Just Aristotle and Philippe this time (Graham chipped in on IRC):

  • we discussed the apostrophe situation: we will watch 5.41.3 break CPAN, and then evaluate the actual fallout. We like the idea of guarding this with a feature (which might need to be split in two, for the string interpolation case)
  • we had a long discussion about backwards compatibility and use VERSION. Should "did you use VERSION?" become the new "did you use strict and warnings?"
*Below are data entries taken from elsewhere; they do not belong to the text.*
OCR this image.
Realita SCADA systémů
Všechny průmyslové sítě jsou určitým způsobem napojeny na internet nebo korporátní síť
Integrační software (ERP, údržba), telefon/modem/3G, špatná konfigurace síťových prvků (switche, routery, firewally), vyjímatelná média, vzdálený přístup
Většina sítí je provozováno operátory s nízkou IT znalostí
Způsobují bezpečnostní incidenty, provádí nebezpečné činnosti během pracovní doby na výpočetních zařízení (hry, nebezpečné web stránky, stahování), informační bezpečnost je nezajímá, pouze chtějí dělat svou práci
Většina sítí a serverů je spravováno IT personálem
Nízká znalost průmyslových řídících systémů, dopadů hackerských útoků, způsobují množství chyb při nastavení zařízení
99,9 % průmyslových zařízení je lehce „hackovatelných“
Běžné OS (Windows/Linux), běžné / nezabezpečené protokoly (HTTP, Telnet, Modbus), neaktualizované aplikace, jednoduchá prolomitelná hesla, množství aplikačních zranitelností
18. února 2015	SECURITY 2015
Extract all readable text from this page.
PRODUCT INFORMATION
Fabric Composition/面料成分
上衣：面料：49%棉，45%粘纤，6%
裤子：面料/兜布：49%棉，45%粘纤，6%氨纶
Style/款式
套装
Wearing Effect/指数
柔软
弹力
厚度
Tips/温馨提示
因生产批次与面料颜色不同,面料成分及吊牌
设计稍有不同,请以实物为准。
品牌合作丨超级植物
[P5P posting of this summary]

3 Comments

Should "did you use VERSION?" become the new "did you us strict and warnings?"
I vote no.
  • Initially this will strongly encourage people to use whatever version it is first the case that it implies use strict; use warnings; - but as time and versions march forward this will not encourage people to use new versions.
  • Explicitly having use strict; use warnings is very useful for maintenance programmers. Please don't hide that. We should still encourage explicitly stating this in the top of the file.
  • A better mechanism would be to provide a warning that says to the effect that, "we noticed that you use strict; use warnings; but also use v5.xx; without using any of the features required by v5.xx. Please note that this is redunant and use v5.xx can be removed without limiting the functioning of your program".
  • Maybe Perl should get an info() function like PHP has that dumps all the relavant info, in particular what features are available, what's experimental, and what's in deprecation.
    % perl -e 'say info()'

@Brett: Re: info() - I think such information belongs somewhere in perldoc, not a function. I definitely agree with the first two bullets, see also Syntax::Construct (especially the "Good Practice" part) to know more about my view on similar topics.

PHP has the info() function for a very different reason: it tells you ⓐ what options the language has been compiled with because ⓑ you cannot examine them directly without shell access to the host. So it covers a set of requirements that simply do not exist for us, because there is no way to compile a perl with only some of its features. Whether you have any given feature or not depends solely on which version of the perl interpreter you’re running, not how it was compiled. A function that provides this information would just duplicate the documentation at a point where that information isn’t terribly useful.